Cambridge has enjoyed phenomenal success over the last 40 years, transforming itself from a prestigious university town into one of the biggest technology and biomedical clusters in Europe. Today, Cambridge is one of the few UK cities driving national economic growth. According to a recent Centre for Cities report, an impressive 12,400 jobs were created in the city between 2004 and 2013 – almost a third of them in knowledge-intensive industries.
Last year, Cambridge had the second highest employment rate (second to Warrington) and the lowest number of people claiming Jobseeker’s Allowance of any UK city. Unsurprisingly for a university town famed for innovation, it also boasts the highest number of residents with high-level qualifications and the highest number of patents granted per 100,000 people. Not only are Cambridge workers the most highly-skilled in the country, they also earn some of the highest wages. The average tech professional earns £42,004 – the highest in England, outside of London.
If you’re thinking of starting your job search in Cambridge, read on for an overview of opportunities in the city’s technology, life science and construction industries.
Cambridge employs more than 53,000 tech workers and is home to 1,400-plus technology firms, ranging from high-growth start-ups, which spring up across its many science parks each year, to well-established companies. Big name players include Hewlett-Packard-owned software developer Autonomy, technology group Aveva, and computer-chip designer ARM.
The city is a hotbed for start-ups, but it’s not just smaller companies that are creating new job opportunities. Many of the big multinationals are continuing to grow, such as ARM for example. The £15 billion company ranked third-most innovative company in the world by Forbes, is set to expand its HQ site at Peterhouse Technology Park next year, doubling its workforce to 2,500.
The city’s newest and most exciting arrival is Apple, who recently opened an R&D centre at 90 Hills Road, employing around 40 staff. In contrast, Microsoft has been established in the city for years, having opened its research centre in 1997, which now has around 100 people working on site.
Other billion-pound companies with interests in the city include Amazon, which bought Cambridge start-up Evi Technologies to develop its drone technology, and Google, which bought the city’s artificial intelligence group, DeepMind.

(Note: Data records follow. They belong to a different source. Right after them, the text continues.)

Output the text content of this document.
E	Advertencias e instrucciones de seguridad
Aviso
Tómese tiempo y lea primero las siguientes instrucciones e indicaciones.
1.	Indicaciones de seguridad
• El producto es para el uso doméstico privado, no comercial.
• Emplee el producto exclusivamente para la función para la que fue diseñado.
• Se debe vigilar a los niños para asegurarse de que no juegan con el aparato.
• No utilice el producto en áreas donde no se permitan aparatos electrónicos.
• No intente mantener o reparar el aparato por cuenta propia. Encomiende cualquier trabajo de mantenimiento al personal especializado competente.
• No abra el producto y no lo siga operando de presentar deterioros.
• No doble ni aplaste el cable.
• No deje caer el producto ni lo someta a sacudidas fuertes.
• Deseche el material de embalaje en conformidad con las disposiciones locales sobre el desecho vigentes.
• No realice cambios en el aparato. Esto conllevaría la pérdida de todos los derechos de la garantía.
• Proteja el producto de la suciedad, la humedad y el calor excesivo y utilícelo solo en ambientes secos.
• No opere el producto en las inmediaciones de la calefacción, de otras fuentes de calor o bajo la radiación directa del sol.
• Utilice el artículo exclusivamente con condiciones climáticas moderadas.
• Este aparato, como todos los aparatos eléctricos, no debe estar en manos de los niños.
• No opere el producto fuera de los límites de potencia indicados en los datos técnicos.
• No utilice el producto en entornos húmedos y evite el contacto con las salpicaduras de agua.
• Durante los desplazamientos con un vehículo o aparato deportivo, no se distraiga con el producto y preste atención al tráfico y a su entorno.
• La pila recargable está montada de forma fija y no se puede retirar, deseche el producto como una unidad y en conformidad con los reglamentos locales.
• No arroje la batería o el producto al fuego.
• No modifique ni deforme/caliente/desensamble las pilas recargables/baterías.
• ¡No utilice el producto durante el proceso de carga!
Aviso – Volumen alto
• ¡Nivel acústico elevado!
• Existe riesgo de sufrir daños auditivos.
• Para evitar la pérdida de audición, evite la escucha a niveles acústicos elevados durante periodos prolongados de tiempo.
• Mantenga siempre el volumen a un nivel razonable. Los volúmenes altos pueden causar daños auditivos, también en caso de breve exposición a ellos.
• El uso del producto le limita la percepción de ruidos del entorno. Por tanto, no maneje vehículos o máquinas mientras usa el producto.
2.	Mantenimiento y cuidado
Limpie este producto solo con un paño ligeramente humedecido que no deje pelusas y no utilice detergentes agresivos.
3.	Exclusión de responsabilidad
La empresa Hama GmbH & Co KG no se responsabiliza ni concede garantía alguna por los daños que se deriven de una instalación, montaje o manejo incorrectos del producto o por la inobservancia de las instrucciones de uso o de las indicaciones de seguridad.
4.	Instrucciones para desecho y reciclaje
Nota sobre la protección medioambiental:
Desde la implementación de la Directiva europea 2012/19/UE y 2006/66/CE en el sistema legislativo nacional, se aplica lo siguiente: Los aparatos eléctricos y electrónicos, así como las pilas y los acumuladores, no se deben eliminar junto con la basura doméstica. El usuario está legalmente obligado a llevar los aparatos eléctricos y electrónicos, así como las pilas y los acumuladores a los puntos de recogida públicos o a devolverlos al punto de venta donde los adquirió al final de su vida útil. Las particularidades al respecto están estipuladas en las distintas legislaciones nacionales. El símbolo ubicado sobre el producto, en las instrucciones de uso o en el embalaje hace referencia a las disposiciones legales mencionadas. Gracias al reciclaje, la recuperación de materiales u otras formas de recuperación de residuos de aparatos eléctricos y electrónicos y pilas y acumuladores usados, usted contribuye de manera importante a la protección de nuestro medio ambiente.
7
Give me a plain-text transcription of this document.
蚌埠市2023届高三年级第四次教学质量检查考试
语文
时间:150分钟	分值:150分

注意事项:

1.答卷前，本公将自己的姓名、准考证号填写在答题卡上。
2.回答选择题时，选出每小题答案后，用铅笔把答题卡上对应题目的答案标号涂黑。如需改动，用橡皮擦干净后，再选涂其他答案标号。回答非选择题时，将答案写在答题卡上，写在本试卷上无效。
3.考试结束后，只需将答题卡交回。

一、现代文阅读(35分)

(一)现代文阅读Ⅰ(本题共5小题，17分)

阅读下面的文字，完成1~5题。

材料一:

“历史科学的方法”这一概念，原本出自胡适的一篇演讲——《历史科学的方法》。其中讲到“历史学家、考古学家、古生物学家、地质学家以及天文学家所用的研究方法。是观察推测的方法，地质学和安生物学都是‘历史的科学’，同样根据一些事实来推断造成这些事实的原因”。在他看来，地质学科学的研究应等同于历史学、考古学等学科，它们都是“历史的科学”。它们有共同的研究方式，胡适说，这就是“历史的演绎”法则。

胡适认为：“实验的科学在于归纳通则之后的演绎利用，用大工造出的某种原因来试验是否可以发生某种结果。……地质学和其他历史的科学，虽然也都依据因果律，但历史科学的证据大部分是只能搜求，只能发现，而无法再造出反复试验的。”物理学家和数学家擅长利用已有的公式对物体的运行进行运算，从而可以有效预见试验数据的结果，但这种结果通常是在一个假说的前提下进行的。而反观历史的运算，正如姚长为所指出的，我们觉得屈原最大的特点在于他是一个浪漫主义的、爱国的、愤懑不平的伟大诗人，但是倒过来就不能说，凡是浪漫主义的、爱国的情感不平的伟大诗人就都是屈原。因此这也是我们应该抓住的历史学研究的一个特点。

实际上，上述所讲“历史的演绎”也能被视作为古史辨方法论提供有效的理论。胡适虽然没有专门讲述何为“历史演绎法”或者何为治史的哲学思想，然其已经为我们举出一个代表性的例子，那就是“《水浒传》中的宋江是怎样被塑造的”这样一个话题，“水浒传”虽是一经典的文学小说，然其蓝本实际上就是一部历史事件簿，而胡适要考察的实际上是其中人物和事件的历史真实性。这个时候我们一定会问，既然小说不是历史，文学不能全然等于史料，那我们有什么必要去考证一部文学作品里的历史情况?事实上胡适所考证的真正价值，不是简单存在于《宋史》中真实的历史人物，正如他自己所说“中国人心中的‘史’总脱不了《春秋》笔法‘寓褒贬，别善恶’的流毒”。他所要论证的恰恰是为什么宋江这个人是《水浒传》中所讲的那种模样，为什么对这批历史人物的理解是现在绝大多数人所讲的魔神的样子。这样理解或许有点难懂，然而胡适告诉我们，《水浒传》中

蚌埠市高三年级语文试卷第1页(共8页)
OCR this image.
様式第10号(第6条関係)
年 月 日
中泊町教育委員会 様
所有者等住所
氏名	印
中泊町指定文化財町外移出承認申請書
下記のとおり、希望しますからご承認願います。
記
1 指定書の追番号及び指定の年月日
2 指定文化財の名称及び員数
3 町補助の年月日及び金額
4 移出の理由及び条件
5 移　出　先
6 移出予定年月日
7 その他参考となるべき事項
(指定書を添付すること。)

Cambridge also boasts a strong games sector. Guerilla Cambridge, which creates console games for Sony; Frontier Developments, makers of Elite; and Jagex, makers of online game RuneScape, all operate in the city.
The East of England is home to more than a third of the UK’s life sciences organisations, with a turnover of between £8bn and £10bn. Cambridge boasts more than 750 life science companies, accounting for some 15,000 UK jobs.
One of the city’s biggest success stories is AstraZeneca. The pharmaceutical giant is set to build a £330m global research headquarters on the Cambridge Biomedical Campus near Addenbrooke’s Hospital. On completion, the development will create 2,000 jobs and become the biggest medical-science centre of its kind in the world.
Thanks to impressive foreign investment and Government funding, the speed of growth shows no sign of slowing. The city’s Babraham Research Campus, for example, houses some 50 biomedical start-ups and has attracted £50m of Government investment over the past three years.
It’s not just the technology and life science sectors providing job opportunities. Construction projects in the East of England are expected to create some 4,260 new jobs each year, according to the Construction Industry Training Board (CITB).
While the industrial and commercial sector is driving growth (such as AstraZeneca’s new headquarters), the public and private housing sector is also buoyant. According to property consultancy Bidwells, around 700 new homes were built in Cambridge each year between 2010 and 2013. Between 2013 and 2014 that number increased to 1,270. If planning consent is granted to schemes currently in the pipeline, those figures will climb even higher.
Cambridge has ambitious housebuilding plans. The city has set itself the target of building 35,000 new homes by 2031. More than half of these will be outside the city itself – including 8,500 new homes at Waterbeach village and the creation of new settlements at Northstowe and Cambourne.
In a city where house prices are rocketing and planning permission is strict due to green belt restrictions, Cambridge University has taken the unusual step of releasing some of its own land holdings. The billion-pound North West Development will see the construction of 3,000 new homes, half of which will be made available as affordable housing for university key workers, as well as a hotel, community centre, supermarket, and school.
Whether you’re a technology or life science candidate, or looking for work in the construction industry, job prospects in Cambridge look promising for many years to come.